Nottinghamshire County Council has already served injunctions against four people, including a co-author of the 30,000-word report and three journalists, preventing them from reproducing or disseminating the report, claiming they are breaching copyright.
But yesterday at least six computers in four countries on the global computer network were carrying the full text of the report, which is highly critical of social workers in the county. Such "mirroring" is common among users of the Net to prevent the banning of material; a page can be copied and loaded onto a computer in moments, establishing a new presence.
Alistair Kelman, a British lawyer specialising in electronic copyright law, said last night: "Once something's been published on the Net, that's it. It's out there. After all, the network was designed to withstand a nuclear attack; it can probably survive Nottinghamshire County Council."
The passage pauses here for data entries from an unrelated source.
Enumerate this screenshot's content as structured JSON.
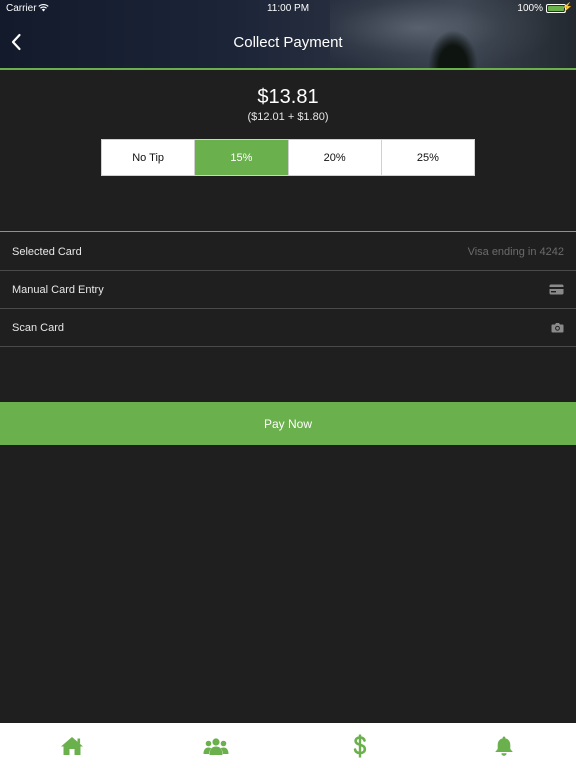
{
  "status_bar": {
    "carrier": "Carrier",
    "time": "11:00 PM",
    "battery": "100%"
  },
  "nav": {
    "title": "Collect Payment"
  },
  "payment": {
    "total": "$13.81",
    "breakdown": "($12.01 + $1.80)"
  },
  "tips": {
    "options": [
      "No Tip",
      "15%",
      "20%",
      "25%"
    ],
    "selected": "15%"
  },
  "card_rows": {
    "selected_label": "Selected Card",
    "selected_value": "Visa ending in 4242",
    "manual_label": "Manual Card Entry",
    "scan_label": "Scan Card"
  },
  "pay_button": {
    "label": "Pay Now"
  },
  "tab_bar": {
    "items": [
      "home-icon",
      "group-icon",
      "dollar-icon",
      "bell-icon"
    ],
    "active_color": "#6ab04c"
  },
  "colors": {
    "accent": "#6ab04c",
    "background": "#1f1f1f"
  }
}
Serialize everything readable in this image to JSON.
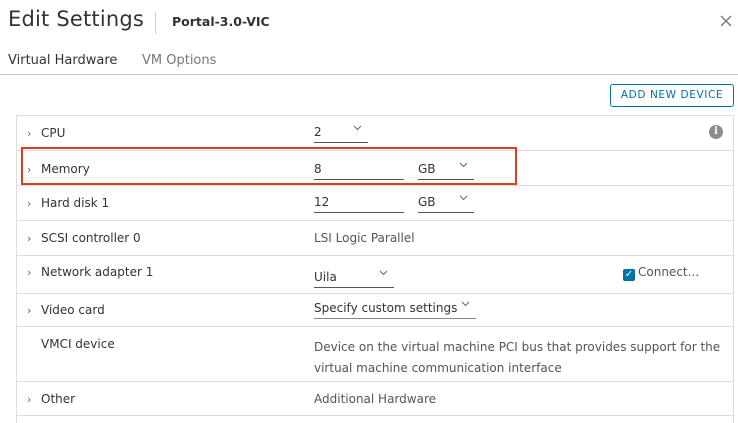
{
  "dialog": {
    "title": "Edit Settings",
    "vm_name": "Portal-3.0-VIC",
    "close_glyph": "✕"
  },
  "tabs": [
    {
      "label": "Virtual Hardware",
      "active": true
    },
    {
      "label": "VM Options",
      "active": false
    }
  ],
  "toolbar": {
    "add_device_label": "ADD NEW DEVICE"
  },
  "rows": {
    "cpu": {
      "label": "CPU",
      "value": "2"
    },
    "memory": {
      "label": "Memory",
      "value": "8",
      "unit": "GB"
    },
    "hard_disk": {
      "label": "Hard disk 1",
      "value": "12",
      "unit": "GB"
    },
    "scsi": {
      "label": "SCSI controller 0",
      "value": "LSI Logic Parallel"
    },
    "network": {
      "label": "Network adapter 1",
      "value": "Uila",
      "connect_label": "Connect...",
      "connected": true
    },
    "video": {
      "label": "Video card",
      "value": "Specify custom settings"
    },
    "vmci": {
      "label": "VMCI device",
      "line1": "Device on the virtual machine PCI bus that provides support for the",
      "line2": "virtual machine communication interface"
    },
    "other": {
      "label": "Other",
      "value": "Additional Hardware"
    }
  },
  "icons": {
    "chevron_right": "›",
    "chevron_down": "⌵",
    "info": "i",
    "check": "✓"
  },
  "colors": {
    "accent": "#0072a3",
    "highlight": "#e03c20",
    "border": "#dddddd"
  }
}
The council is trying, though. In a move which has surprised experts, it has even claimed that "hyperlinks", electronic pointers to other sites on the Web, can breach copyright. Hyperlinks are a standard tool connecting the millions of pages of data on the Web, often pointing between competing companies. Mr Kelman said: "If they win that point then it means the collapse of the Net - the whole thing depends on links."
The three journalists, Nick Anning, David Hebditch and Margaret Jervis, put the content of the Joint Enquiry Team (JET) report into the 1988 Broxtowe Case on to a British site on the World Web at the end of last month. Under the injunction, the text was removed on 3 June. The injunction will be challenged in the High Court on 23 June.
The JET report investigated the handling of satanic ritual abuse claims against children, and concluded that social workers had been too prepared to believe children over police.
One conclusion comments: "The use of satanic indicators, which appeared so convincing, was disastrous". The report was originally intended for dissemination among social workers and police who might learn from its lessons. The council subsequently decided not to publish it, though the social workers involved were free to put their own views through the media and in public meetings.
In an earlier commentary on the report, the three journalists noted the number of alleged "satanic abuse" cases which cropped up in the UK after the report had been written. A number of those led to children being removed from their parents and being taken into care. "If the JET report had been made more widely available to social workers and police in 1990, would these cases have been handled differently?" they asked.
Besides contacting the British site, the Nottinghamshire county solicitor has e-mailed Jeremy Freeman, owner of a Canadian Web site carrying the text of the report, demanding he remove it. Though Mr Freeman complied, the solicitor contacted him again to demand he remove a "hyperlink" to another site with the report, also on the basis of copyright. The solicitor's letter said the hyperlink to a site in the US "is still publication" and would constitute breach of copyright.
Nottinghamshire County Council declined to comment yesterday on its reasons for suppressing the report's publication or its decision to describe hyperlinks as copyrightable. One source there said the council was anxious that the children involved in the Broxtowe case, now in their teens, should not suffer through having their past raked over in public.